There were tiresome ceremonies yesterday, and to-day, which I went through almost mechanically.

First, there is the yes before the mayor at the civil ceremony,[11] like some everyday response in church, which one is in a hurry to get over, and which has almost the suggestion of an imperious law, to which one is bound to submit, and of a state of bondage, which will, perhaps, be very irksome, since the whole of existence is made up of chances.
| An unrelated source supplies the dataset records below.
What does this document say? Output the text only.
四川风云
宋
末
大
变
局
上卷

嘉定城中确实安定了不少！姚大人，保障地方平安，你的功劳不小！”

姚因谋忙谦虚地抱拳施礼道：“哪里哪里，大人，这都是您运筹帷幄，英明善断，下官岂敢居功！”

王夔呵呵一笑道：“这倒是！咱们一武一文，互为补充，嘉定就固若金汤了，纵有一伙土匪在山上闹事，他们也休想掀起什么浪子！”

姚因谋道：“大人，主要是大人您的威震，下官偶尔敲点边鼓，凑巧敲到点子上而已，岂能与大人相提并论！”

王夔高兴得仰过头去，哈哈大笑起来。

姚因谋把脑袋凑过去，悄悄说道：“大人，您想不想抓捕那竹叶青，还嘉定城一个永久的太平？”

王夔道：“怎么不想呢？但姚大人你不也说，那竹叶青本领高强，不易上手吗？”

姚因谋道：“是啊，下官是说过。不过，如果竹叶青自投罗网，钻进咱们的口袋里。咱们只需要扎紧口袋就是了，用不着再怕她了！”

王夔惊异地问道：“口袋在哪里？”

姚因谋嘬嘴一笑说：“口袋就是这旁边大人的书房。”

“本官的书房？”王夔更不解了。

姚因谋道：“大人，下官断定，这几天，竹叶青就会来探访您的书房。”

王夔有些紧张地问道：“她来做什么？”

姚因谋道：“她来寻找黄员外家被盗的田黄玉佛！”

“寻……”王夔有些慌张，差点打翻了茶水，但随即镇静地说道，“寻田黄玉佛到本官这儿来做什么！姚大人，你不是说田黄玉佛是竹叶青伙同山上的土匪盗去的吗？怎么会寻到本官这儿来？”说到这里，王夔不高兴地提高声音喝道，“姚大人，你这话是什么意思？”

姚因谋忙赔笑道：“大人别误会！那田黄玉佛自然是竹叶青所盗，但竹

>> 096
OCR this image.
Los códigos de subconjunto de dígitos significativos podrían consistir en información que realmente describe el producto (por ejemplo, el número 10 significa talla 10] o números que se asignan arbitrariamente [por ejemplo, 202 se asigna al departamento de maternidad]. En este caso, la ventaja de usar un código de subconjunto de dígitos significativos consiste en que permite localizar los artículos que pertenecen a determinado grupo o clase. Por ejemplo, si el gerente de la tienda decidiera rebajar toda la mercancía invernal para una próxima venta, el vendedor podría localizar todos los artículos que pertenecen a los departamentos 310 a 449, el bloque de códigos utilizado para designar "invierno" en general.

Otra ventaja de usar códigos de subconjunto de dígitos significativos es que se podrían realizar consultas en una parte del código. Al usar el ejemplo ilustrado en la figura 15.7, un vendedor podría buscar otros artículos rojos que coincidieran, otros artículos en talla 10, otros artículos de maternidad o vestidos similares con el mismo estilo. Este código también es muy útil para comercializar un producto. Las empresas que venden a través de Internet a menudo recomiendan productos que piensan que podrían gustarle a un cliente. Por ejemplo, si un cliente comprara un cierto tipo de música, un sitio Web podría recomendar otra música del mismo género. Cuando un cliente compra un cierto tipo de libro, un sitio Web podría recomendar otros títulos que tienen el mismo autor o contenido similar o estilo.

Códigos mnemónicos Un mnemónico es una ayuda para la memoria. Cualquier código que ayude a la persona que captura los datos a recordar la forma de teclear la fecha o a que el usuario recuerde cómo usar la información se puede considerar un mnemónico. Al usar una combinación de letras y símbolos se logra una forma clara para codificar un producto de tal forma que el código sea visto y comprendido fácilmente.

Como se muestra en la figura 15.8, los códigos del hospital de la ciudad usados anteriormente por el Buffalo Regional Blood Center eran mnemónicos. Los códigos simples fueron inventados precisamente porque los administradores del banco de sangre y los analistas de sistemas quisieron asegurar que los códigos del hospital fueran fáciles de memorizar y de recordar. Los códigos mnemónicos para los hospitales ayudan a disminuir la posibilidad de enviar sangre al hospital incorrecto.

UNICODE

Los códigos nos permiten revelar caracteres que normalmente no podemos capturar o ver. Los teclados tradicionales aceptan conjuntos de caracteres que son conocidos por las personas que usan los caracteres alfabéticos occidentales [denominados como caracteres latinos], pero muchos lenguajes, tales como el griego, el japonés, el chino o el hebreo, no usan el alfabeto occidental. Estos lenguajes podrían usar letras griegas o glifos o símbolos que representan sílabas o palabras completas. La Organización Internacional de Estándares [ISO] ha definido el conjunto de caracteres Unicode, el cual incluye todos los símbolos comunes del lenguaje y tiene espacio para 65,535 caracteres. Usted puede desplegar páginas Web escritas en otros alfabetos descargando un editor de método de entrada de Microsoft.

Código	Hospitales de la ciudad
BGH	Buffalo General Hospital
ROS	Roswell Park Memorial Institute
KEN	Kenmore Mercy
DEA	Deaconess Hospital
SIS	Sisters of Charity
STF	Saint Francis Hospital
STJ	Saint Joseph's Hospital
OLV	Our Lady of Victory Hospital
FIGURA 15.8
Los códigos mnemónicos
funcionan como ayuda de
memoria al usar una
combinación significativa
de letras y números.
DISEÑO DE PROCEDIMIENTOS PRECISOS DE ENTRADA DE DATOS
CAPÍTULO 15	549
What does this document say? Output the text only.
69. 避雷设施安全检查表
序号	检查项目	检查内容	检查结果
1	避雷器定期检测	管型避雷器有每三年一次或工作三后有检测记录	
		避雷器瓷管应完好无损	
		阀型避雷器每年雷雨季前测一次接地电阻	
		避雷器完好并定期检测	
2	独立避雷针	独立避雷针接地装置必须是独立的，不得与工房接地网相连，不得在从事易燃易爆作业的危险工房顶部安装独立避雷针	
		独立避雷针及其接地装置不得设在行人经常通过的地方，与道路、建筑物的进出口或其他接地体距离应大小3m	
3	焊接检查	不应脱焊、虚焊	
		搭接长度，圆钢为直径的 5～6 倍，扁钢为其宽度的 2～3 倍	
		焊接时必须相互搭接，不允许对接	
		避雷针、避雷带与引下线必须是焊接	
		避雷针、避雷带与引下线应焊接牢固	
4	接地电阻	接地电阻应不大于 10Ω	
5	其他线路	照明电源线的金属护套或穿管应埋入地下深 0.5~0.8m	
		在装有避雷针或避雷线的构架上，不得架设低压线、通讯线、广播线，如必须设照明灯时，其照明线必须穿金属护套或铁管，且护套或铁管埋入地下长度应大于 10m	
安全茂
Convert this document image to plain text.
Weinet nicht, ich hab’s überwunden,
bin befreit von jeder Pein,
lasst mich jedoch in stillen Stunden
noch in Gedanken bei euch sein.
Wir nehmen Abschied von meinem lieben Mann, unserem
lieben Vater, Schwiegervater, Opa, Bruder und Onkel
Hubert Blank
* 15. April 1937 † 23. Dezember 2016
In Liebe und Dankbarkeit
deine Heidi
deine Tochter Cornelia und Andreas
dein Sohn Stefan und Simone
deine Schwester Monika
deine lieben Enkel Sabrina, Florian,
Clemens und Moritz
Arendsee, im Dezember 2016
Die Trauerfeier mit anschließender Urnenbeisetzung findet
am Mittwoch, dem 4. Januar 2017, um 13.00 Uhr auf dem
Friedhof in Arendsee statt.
And then the service in church, with the decorated altar, the voices of the choir, the solemn music of the organ, the unctuous address of the old priest who marks his periods, who seemed quite proud of having prepared Elaine for confirmation, and then the procession to the vestry, the shaking hands, and the greetings of people whom you scarcely see, and whom you do, or do not recognize.

Under the long tulle veil, which almost covered her, with the symbolical orange flowers on her bright, light hair, in her white dress, with her downcast eyes and her graceful figure, Elaine looked to me like a Psyche, whose innocent heart was vowed to love. I felt how vain and artificial all this form was, how little this show counted before this Kiss, the triumphant, revealing, maddening Kiss, which rivets the flesh of the wife to the lips and all the flesh of the husband, which turns the Immaculate youth of the virgin into a woman, and consecrates it to tender caresses, to dreams and to future ecstacies, through the sufferings of a rape.